Journal of Intellectual Property and Entertainment Law
- Discipline: Law
- Language: English
- Edited by: Student board

Publication details
- Former names: IP and Entertainment Law Ledger
- History: 2011–present
- Publisher: New York University School of Law (United States)
- Frequency: Biannual

Standard abbreviations
- Bluebook: N.Y.U. J. Intell. Prop. & Ent. L.
- ISO 4: J. Intellect. Prop. Entertain. Law

Indexing
- ISSN: 2324-6286

Links
- Journal homepage;

= Journal of Intellectual Property and Entertainment Law =

The New York University Journal of Intellectual Property and Entertainment Law (or JIPEL)
is a student-edited law review at New York University School of Law. The journal
publishes articles, essays, notes, and commentary that cover a wide range of topics in
intellectual property law and entertainment law.
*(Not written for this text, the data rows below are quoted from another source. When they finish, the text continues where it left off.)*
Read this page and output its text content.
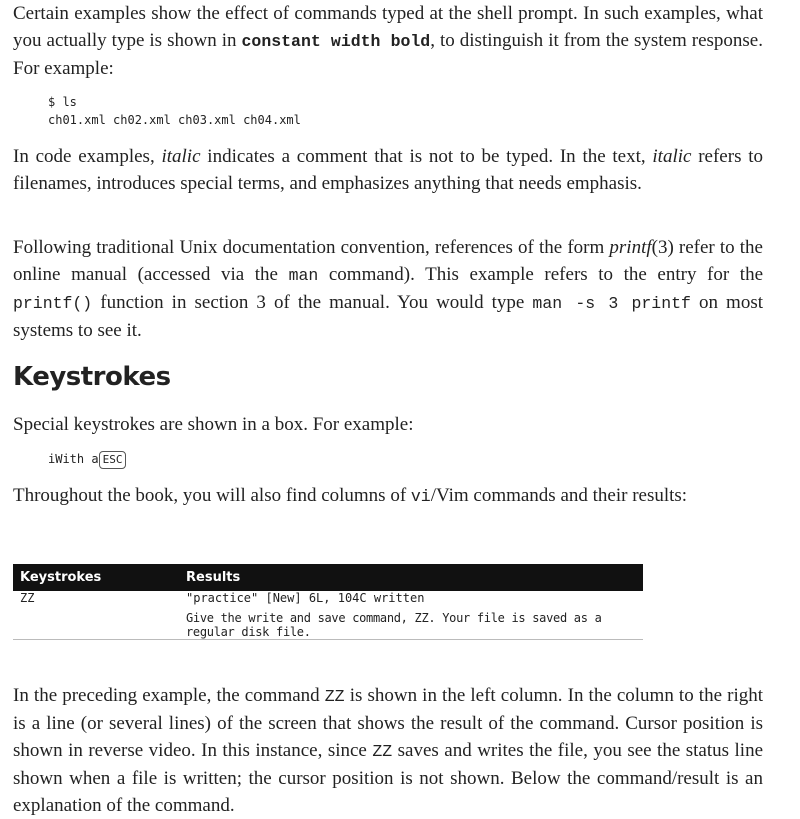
Certain examples show the effect of commands typed at the shell prompt. In such examples, what you actually type is shown in constant width bold, to distinguish it from the system response. For example:

$ ls
ch01.xml ch02.xml ch03.xml ch04.xml

In code examples, italic indicates a comment that is not to be typed. In the text, italic refers to filenames, introduces special terms, and emphasizes anything that needs emphasis.

Following traditional Unix documentation convention, references of the form printf(3) refer to the online manual (accessed via the man command). This example refers to the entry for the printf() function in section 3 of the manual. You would type man -s 3 printf on most systems to see it.

Keystrokes

Special keystrokes are shown in a box. For example:

iWith a ESC

Throughout the book, you will also find columns of vi/Vim commands and their results:

Keystrokes	Results
ZZ	"practice" [New] 6L, 104C written
	Give the write and save command, ZZ. Your file is saved as a regular disk file.

In the preceding example, the command ZZ is shown in the left column. In the column to the right is a line (or several lines) of the screen that shows the result of the command. Cursor position is shown in reverse video. In this instance, since ZZ saves and writes the file, you see the status line shown when a file is written; the cursor position is not shown. Below the command/result is an explanation of the command.
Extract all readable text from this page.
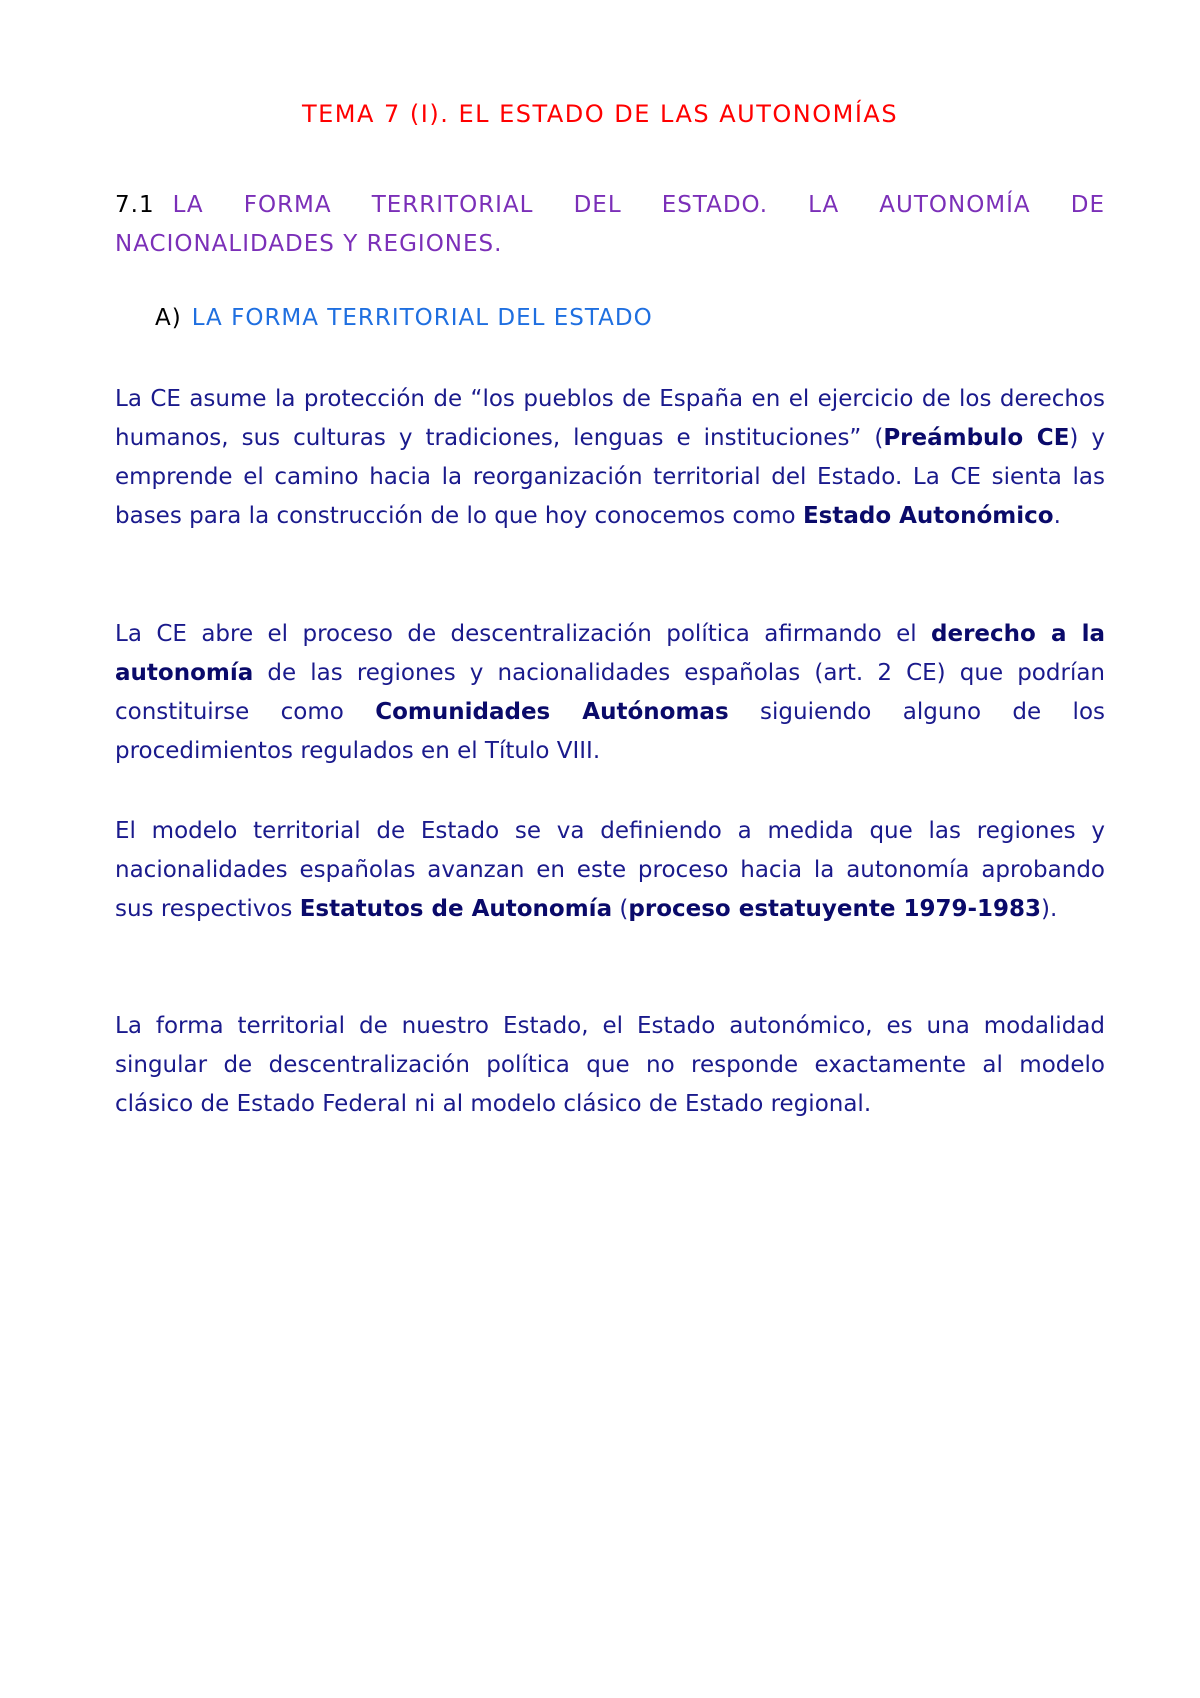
TEMA 7 (I). EL ESTADO DE LAS AUTONOMÍAS
7.1 LA FORMA TERRITORIAL DEL ESTADO. LA AUTONOMÍA DE NACIONALIDADES Y REGIONES.
A) LA FORMA TERRITORIAL DEL ESTADO

La CE asume la protección de “los pueblos de España en el ejercicio de los derechos humanos, sus culturas y tradiciones, lenguas e instituciones” (Preámbulo CE) y emprende el camino hacia la reorganización territorial del Estado. La CE sienta las bases para la construcción de lo que hoy conocemos como Estado Autonómico.

La CE abre el proceso de descentralización política afirmando el derecho a la autonomía de las regiones y nacionalidades españolas (art. 2 CE) que podrían constituirse como Comunidades Autónomas siguiendo alguno de los procedimientos regulados en el Título VIII.

El modelo territorial de Estado se va definiendo a medida que las regiones y nacionalidades españolas avanzan en este proceso hacia la autonomía aprobando sus respectivos Estatutos de Autonomía (proceso estatuyente 1979-1983).

La forma territorial de nuestro Estado, el Estado autonómico, es una modalidad singular de descentralización política que no responde exactamente al modelo clásico de Estado Federal ni al modelo clásico de Estado regional.
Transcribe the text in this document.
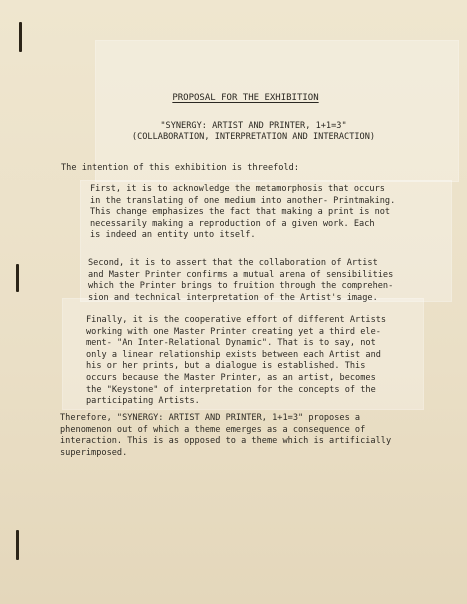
PROPOSAL FOR THE EXHIBITION
"SYNERGY: ARTIST AND PRINTER, 1+1=3"
(COLLABORATION, INTERPRETATION AND INTERACTION)
The intention of this exhibition is threefold:
First, it is to acknowledge the metamorphosis that occurs
in the translating of one medium into another- Printmaking.
This change emphasizes the fact that making a print is not
necessarily making a reproduction of a given work. Each
is indeed an entity unto itself.
Second, it is to assert that the collaboration of Artist
and Master Printer confirms a mutual arena of sensibilities
which the Printer brings to fruition through the comprehen-
sion and technical interpretation of the Artist's image.
Finally, it is the cooperative effort of different Artists
working with one Master Printer creating yet a third ele-
ment- "An Inter-Relational Dynamic". That is to say, not
only a linear relationship exists between each Artist and
his or her prints, but a dialogue is established. This
occurs because the Master Printer, as an artist, becomes
the "Keystone" of interpretation for the concepts of the
participating Artists.
Therefore, "SYNERGY: ARTIST AND PRINTER, 1+1=3" proposes a
phenomenon out of which a theme emerges as a consequence of
interaction. This is as opposed to a theme which is artificially
superimposed.
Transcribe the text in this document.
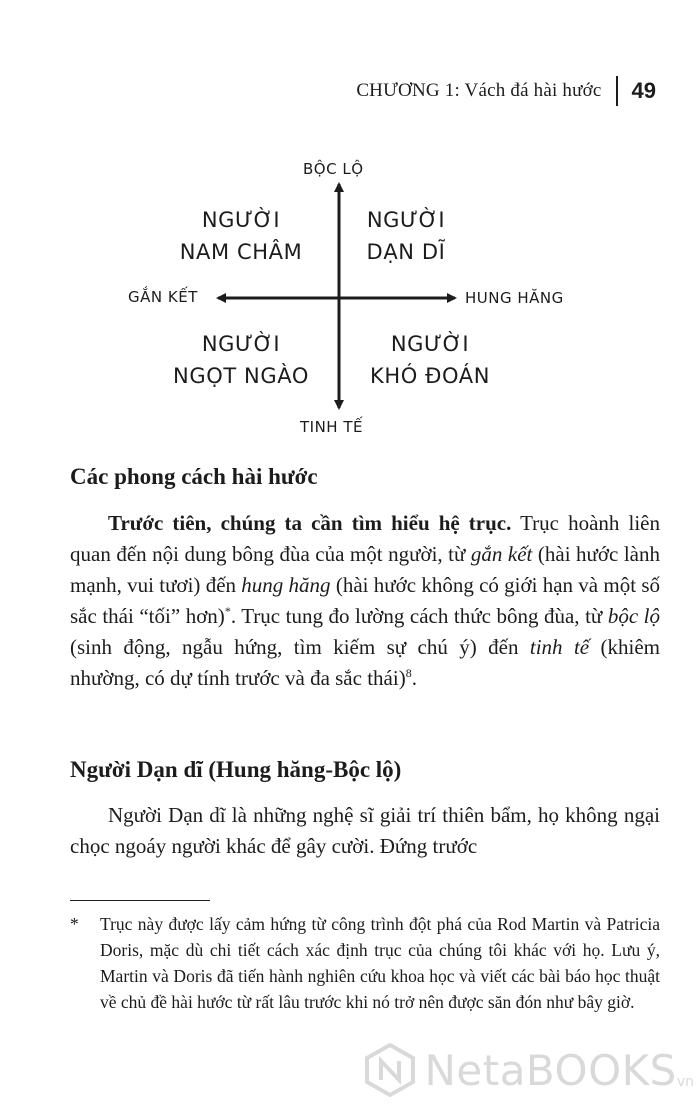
CHƯƠNG 1: Vách đá hài hước 49
BỘC LỘ
TINH TẾ
GẮN KẾT	HUNG HĂNG
NGƯỜI
NAM CHÂM
NGƯỜI
DẠN DĨ
NGƯỜI
NGỌT NGÀO
NGƯỜI
KHÓ ĐOÁN
Các phong cách hài hước

Trước tiên, chúng ta cần tìm hiểu hệ trục. Trục hoành liên quan đến nội dung bông đùa của một người, từ gắn kết (hài hước lành mạnh, vui tươi) đến hung hăng (hài hước không có giới hạn và một số sắc thái “tối” hơn)*. Trục tung đo lường cách thức bông đùa, từ bộc lộ (sinh động, ngẫu hứng, tìm kiếm sự chú ý) đến tinh tế (khiêm nhường, có dự tính trước và đa sắc thái)$^8$.

Người Dạn dĩ (Hung hăng-Bộc lộ)

Người Dạn dĩ là những nghệ sĩ giải trí thiên bẩm, họ không ngại chọc ngoáy người khác để gây cười. Đứng trước

*	Trục này được lấy cảm hứng từ công trình đột phá của Rod Martin và Patricia Doris, mặc dù chi tiết cách xác định trục của chúng tôi khác với họ. Lưu ý, Martin và Doris đã tiến hành nghiên cứu khoa học và viết các bài báo học thuật về chủ đề hài hước từ rất lâu trước khi nó trở nên được săn đón như bây giờ.
NetaBOOKS vn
JIPEL was first published by NYU's Intellectual Property
and Entertainment Law Society in 2009 as the IP and Entertainment Law Ledger, before being
spun off as an independent journal in 2011. It features
articles and essays on legal topics by practitioners and academics, as well as notes, case comments, and book annotations
written by journal members.

JIPEL publishes two issues per year on diverse topics in intellectual property and entertainment
law. Past articles have been cited in criminal cases and Supreme Court filings. It was recognized both in and out of legal circles in 2020 for publishing a legal article co-authored by the rapper Pitbull.